Road engineers agree highways are safest when the differential between the slowest and fastest vehicles is at a minimum. A large gap between drivers’ speeds is most often found in situations with artificially low speed limits and this can lead to dangerous passing attempts, unpredictable behaviour and driver frustration: all of which most certainly cause collisions. When B.C. last raised rural highway speeds in 1997−from 90 km/h to 100 km/hr−the number of serious collisions fell by 18 per cent in the following five-year period. And this coincided with a time when traffic volumes rose nearly a third! Rather than allowing police or noisy lobby groups to impose unnaturally low speed limits, the safest solution is to simply accept the wisdom of driver democracy.

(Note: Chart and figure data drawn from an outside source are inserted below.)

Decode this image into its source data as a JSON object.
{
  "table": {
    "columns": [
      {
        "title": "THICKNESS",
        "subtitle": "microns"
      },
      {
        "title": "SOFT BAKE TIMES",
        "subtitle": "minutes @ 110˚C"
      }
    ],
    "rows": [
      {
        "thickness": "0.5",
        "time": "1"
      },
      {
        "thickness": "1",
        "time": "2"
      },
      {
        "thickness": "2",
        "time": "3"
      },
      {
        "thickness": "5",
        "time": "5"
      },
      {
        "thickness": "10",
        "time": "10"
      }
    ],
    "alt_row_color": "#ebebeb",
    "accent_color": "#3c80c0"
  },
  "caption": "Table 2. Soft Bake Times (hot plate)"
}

“Speed limits should be set so that they include the behaviour of the majority of drivers and provide an appropriate maximum speed,” reads the background report released by the B.C. government last week. In this regard, the most reliable engineering standard is to pick a maximum speed that 85 per cent of drivers already obey. On Highway 19 from Parksville to Campbell River, for example, government data shows the 85th percentile speed to be 121 km/h. As a result, the speed limit is to be raised from 110 km/h to 120 km/h. In other words, drivers themselves are deciding the safest maximum speeds. Government polling data shows local support for many of the individual speed limit increases to be in the 80 per cent range.

Enforcement of the laws of the road will naturally remain important after these changes. However, the moves should free police to focus their efforts on stopping the 15 per cent of drivers who exceed accepted norms and behave in ways that are obviously dangerous to themselves and others: driving drunk, distracted driving, racing, etc. While this may prove more difficult than setting up speed traps that ensnare average drivers who happen by, it will have a much greater impact on public safety.

Another novel innovation for B.C.’s roads involves variable speed limits on certain highways. Changeable LED road signs, similar to signs that alert drivers to upcoming congestion or accidents on urban highways, will adjust speed limits based on weather or other conditions on remote or mountainous routes. Since drivers already alter their driving speeds to conditions around them, providing this sort of real-time information should further improve road safety.

By emphasizing engineering principles and trusting observed data on human behaviour, B.C. is bringing its highways into agreement with how residents already use their roads and signalling a new, lighter touch in roadway regulation. With luck, the rest of Canada will pay attention to this refreshing approach. Other jurisdictions in immediate need of enlightenment include Ontario’s 400 series highways and Quebec’s autoroutes: both of which boast an absurdly low and much-ignored 100 km/h speed limit.